Weird Deja Vu Experiences

A ha! I recently posted about a migraine I’d had, and that prompted me to remember some correspondence with researcher Klaus Podoll about my experience. In that post I linked to the freaky migraine art, but said I didn’t think my experience had turned up anywhere in the site. Well, I was wrong, they did turn up there.
Here is the page with lots of freaky stories of deja vu in relation to migraine. Neat stuff. Classic migraine really goes to town on your brain chemistry, so its not surprising that its accompanied by some deeply strange subjective experiences. The one I wrote about in the “Flashy Halos of Death” entry reproduced on the site is the most unusual I’ve ever had, for sure.

And in the complete opposite direction, the good Mr Oxbrow has notified all and sundry that part 2 of Sugarshock is up – this being the comic by Joss Whedon and Fabio Moon released free on the web by Dark Horse Comics. Go be entertained.

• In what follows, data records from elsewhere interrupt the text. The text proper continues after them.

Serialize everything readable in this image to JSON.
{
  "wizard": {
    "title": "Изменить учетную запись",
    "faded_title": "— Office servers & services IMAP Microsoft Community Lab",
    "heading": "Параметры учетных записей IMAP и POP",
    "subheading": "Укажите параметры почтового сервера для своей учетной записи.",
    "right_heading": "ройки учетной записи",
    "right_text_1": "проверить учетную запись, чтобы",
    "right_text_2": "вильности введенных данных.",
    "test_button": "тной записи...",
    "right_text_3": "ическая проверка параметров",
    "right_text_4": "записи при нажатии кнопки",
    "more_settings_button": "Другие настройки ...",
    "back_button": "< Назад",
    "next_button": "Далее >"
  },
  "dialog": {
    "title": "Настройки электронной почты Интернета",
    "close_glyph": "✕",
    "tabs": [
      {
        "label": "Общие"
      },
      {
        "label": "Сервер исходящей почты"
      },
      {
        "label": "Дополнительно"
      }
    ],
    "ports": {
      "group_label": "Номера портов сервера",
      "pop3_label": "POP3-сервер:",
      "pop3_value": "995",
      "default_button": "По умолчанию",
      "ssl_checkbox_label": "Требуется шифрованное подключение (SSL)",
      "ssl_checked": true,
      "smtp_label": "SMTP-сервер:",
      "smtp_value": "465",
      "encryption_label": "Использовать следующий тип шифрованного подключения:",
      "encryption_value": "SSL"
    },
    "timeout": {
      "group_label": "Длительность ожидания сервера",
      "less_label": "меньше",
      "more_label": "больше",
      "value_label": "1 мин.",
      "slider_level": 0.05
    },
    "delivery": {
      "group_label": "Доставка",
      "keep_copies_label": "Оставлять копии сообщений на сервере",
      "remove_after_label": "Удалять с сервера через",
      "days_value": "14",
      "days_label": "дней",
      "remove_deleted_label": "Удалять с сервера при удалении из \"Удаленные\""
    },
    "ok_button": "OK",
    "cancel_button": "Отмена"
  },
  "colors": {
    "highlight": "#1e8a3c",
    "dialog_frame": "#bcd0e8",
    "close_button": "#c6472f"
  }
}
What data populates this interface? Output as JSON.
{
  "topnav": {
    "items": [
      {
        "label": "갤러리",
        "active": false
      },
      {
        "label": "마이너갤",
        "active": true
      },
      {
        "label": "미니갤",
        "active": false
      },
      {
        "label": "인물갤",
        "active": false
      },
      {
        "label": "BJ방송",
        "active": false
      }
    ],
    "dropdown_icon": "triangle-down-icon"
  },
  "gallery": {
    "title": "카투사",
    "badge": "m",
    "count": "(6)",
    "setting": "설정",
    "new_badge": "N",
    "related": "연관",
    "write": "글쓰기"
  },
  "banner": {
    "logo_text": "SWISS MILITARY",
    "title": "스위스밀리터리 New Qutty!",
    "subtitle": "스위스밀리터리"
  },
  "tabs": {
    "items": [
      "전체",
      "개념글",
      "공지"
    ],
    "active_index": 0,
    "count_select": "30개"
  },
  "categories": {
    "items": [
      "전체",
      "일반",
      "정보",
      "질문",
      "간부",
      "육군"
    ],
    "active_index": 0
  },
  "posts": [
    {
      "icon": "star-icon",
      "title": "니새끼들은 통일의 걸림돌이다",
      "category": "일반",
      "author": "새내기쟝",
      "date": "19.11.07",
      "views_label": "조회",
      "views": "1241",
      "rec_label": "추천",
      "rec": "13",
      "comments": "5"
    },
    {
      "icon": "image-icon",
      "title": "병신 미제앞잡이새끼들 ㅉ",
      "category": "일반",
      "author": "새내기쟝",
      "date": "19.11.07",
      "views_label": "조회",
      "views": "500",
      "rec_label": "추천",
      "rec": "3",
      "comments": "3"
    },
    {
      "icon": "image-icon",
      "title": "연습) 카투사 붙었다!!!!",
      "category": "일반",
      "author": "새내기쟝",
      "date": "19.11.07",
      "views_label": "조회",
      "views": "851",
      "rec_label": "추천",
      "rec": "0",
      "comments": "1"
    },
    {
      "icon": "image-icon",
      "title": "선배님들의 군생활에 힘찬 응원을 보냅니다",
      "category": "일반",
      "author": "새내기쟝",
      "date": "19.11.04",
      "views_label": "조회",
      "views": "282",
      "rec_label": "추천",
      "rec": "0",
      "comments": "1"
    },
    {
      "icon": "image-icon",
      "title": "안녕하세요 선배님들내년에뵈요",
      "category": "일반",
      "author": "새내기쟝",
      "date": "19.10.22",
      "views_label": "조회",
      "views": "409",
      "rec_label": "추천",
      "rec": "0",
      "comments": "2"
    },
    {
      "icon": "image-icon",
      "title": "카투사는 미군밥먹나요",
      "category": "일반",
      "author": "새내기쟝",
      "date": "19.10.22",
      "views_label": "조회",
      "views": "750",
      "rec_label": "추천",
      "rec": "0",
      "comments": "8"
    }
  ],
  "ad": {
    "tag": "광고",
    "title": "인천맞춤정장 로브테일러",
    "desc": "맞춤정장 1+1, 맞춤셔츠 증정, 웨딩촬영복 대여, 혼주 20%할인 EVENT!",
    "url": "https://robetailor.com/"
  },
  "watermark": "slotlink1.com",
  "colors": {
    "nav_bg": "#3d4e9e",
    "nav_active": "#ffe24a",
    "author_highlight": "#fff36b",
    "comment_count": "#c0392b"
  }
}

2 thoughts on “Weird Deja Vu Experiences”

  1. I used to get visual migraines — fluorescing zigzag spirals that would start small and expand. Not every day, but maybe every month or so. I didn’t realise they were migraines since there was no headache.
    Then one night, as I was going to bed, I had a big one: it was like I had pins and needles in the entire left side of my body. I stumbled upstairs to wake my parents (walking’s hard when you’re getting no nerve feedback in one leg). My mum rang the after-hours medical advice line and they said it was a migraine, and that I should just chill and wait for it to stop.
    [I later found that my parents thought I’d had a stroke]
    After fifteen minutes or so, my nerves got back to normal and a headache started. A typical migraine headach, though not nearly as bad as some people get. Since that time, I’ve hardly (if ever) had migraines of any kind.
    I’ve read that a migraine is caused by a blood vessel in your brain spasming and putting pressure on the surrounding neurons. I wonder if that attack was a particularly big spasm which ended up making enough space around the trigger area to prevent future migraines…

  2. A friend who gets migraines told me that there’s a treatment that sometimes works that uses Botox to paralyse some of the muscles around your scalp. Naturally, this will only work if there’s an identifiable muscle that’s linked to each person’s migraines, but for the people it works on it’s apparently great.